We identified naturally occurring configurations of physician practice characteristics (PPCs) and assessed their association with PSD, including variation within configurations.
One hundred thirty-eight family physicians in 84 community practices and 4,046 outpatient visits.
Physician knowledge, attitudes, use of tools and staff, and practice patterns were assessed by ethnographic and survey methods. PSD was assessed using direct observation of the visit and medical record review. Cluster analysis identified unique configurations of PPCs. A priori hypotheses of the configurations likely to perform the best on PSD were tested using a multilevel random effects model.
Six distinct PPC configurations were identified. Although PSD significantly differed across configurations, mean differences between configurations with the lowest and highest PSD were small (i.e., 3.4, 7.7, and 10.8 points for health behavior counseling, screening, and immunizations, respectively, on a 100-point scale). Hypotheses were not confirmed. Considerable variation of PSD rates within configurations was observed.
Similar rates of PSD can be attained through diverse physician practice configurations. Significant within-configuration variation may reflect dynamic interactions between PPCs as well as between these characteristics and the contexts in which physicians function. Striving for a single ideal configuration may be less valuable for improving PSD than understanding and leveraging existing characteristics within primary care practices.
The important thing in science is not so much to obtain new facts as to discover new ways of thinking about them. Sir William Bragg (1862–1942).

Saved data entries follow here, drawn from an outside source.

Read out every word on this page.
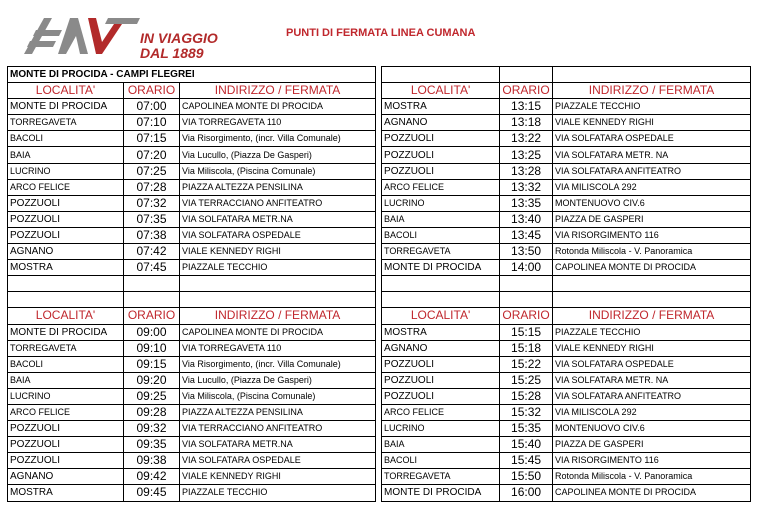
IN VIAGGIO
DAL 1889
PUNTI DI FERMATA LINEA CUMANA
MONTE DI PROCIDA - CAMPI FLEGREI						
LOCALITA'	ORARIO	INDIRIZZO / FERMATA		LOCALITA'	ORARIO	INDIRIZZO / FERMATA
MONTE DI PROCIDA	07:00	CAPOLINEA MONTE DI PROCIDA		MOSTRA	13:15	PIAZZALE TECCHIO
TORREGAVETA	07:10	VIA TORREGAVETA 110		AGNANO	13:18	VIALE KENNEDY RIGHI
BACOLI	07:15	Via Risorgimento, (incr. Villa Comunale)		POZZUOLI	13:22	VIA SOLFATARA OSPEDALE
BAIA	07:20	Via Lucullo, (Piazza De Gasperi)		POZZUOLI	13:25	VIA SOLFATARA METR. NA
LUCRINO	07:25	Via Miliscola, (Piscina Comunale)		POZZUOLI	13:28	VIA SOLFATARA ANFITEATRO
ARCO FELICE	07:28	PIAZZA ALTEZZA PENSILINA		ARCO FELICE	13:32	VIA MILISCOLA 292
POZZUOLI	07:32	VIA TERRACCIANO ANFITEATRO		LUCRINO	13:35	MONTENUOVO CIV.6
POZZUOLI	07:35	VIA SOLFATARA METR.NA		BAIA	13:40	PIAZZA DE GASPERI
POZZUOLI	07:38	VIA SOLFATARA OSPEDALE		BACOLI	13:45	VIA RISORGIMENTO 116
AGNANO	07:42	VIALE KENNEDY RIGHI		TORREGAVETA	13:50	Rotonda Miliscola - V. Panoramica
MOSTRA	07:45	PIAZZALE TECCHIO		MONTE DI PROCIDA	14:00	CAPOLINEA MONTE DI PROCIDA

LOCALITA'	ORARIO	INDIRIZZO / FERMATA		LOCALITA'	ORARIO	INDIRIZZO / FERMATA
MONTE DI PROCIDA	09:00	CAPOLINEA MONTE DI PROCIDA		MOSTRA	15:15	PIAZZALE TECCHIO
TORREGAVETA	09:10	VIA TORREGAVETA 110		AGNANO	15:18	VIALE KENNEDY RIGHI
BACOLI	09:15	Via Risorgimento, (incr. Villa Comunale)		POZZUOLI	15:22	VIA SOLFATARA OSPEDALE
BAIA	09:20	Via Lucullo, (Piazza De Gasperi)		POZZUOLI	15:25	VIA SOLFATARA METR. NA
LUCRINO	09:25	Via Miliscola, (Piscina Comunale)		POZZUOLI	15:28	VIA SOLFATARA ANFITEATRO
ARCO FELICE	09:28	PIAZZA ALTEZZA PENSILINA		ARCO FELICE	15:32	VIA MILISCOLA 292
POZZUOLI	09:32	VIA TERRACCIANO ANFITEATRO		LUCRINO	15:35	MONTENUOVO CIV.6
POZZUOLI	09:35	VIA SOLFATARA METR.NA		BAIA	15:40	PIAZZA DE GASPERI
POZZUOLI	09:38	VIA SOLFATARA OSPEDALE		BACOLI	15:45	VIA RISORGIMENTO 116
AGNANO	09:42	VIALE KENNEDY RIGHI		TORREGAVETA	15:50	Rotonda Miliscola - V. Panoramica
MOSTRA	09:45	PIAZZALE TECCHIO		MONTE DI PROCIDA	16:00	CAPOLINEA MONTE DI PROCIDA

Despite ample scientific evidence and the recommendations of numerous professional organizations, preventive services are delivered at low rates.1–3 This “treatment gap” may be related to a variety of factors, including physician disagreement with clinical guidelines,4 the absence of office systems that enable their implementation, or the absence of incentives, financial and otherwise, that reinforce delivery of preventive services. Previous efforts to improve preventive service delivery (PSD) in primary care practice are numerous, but have yielded small to modest changes.5–9 Interventions in many of these studies often target individual barriers such as clinician knowledge, attitudes, or the absence of clinical decision support systems for change efforts.10–12 Previous work suggests that multicomponent strategies that create multiple complementary changes in practice systems13 and those tailored to the way in which a practice is organized and functions lead to increased and sustained improvements in PSD.8,9,14,15 The success of these strategies may be based, in part, in an acknowledgement that physicians’ practices are uniquely configured “systems”16–18 and that an understanding of physicians’ practices is needed before attempting change.19
Efforts to understand physicians’ practices have taken two general approaches, both with limitations. The first assesses characteristics across groups of practices to identify features independently associated with greater delivery of specific forms of care.20–22 Although this approach suggests that specific characteristics are essential to high performance, it generally fails to anticipate and evaluate patterns of interactions across all variables under consideration. A second strategy uses case study–based methods such as positive deviance23 and case comparisons.17,24–26 Although producing rich descriptions of patterns of important characteristics, the sampling method for case study–based approaches does not permit quantitative evaluation of association between identified characteristics and the “success” variable of interest.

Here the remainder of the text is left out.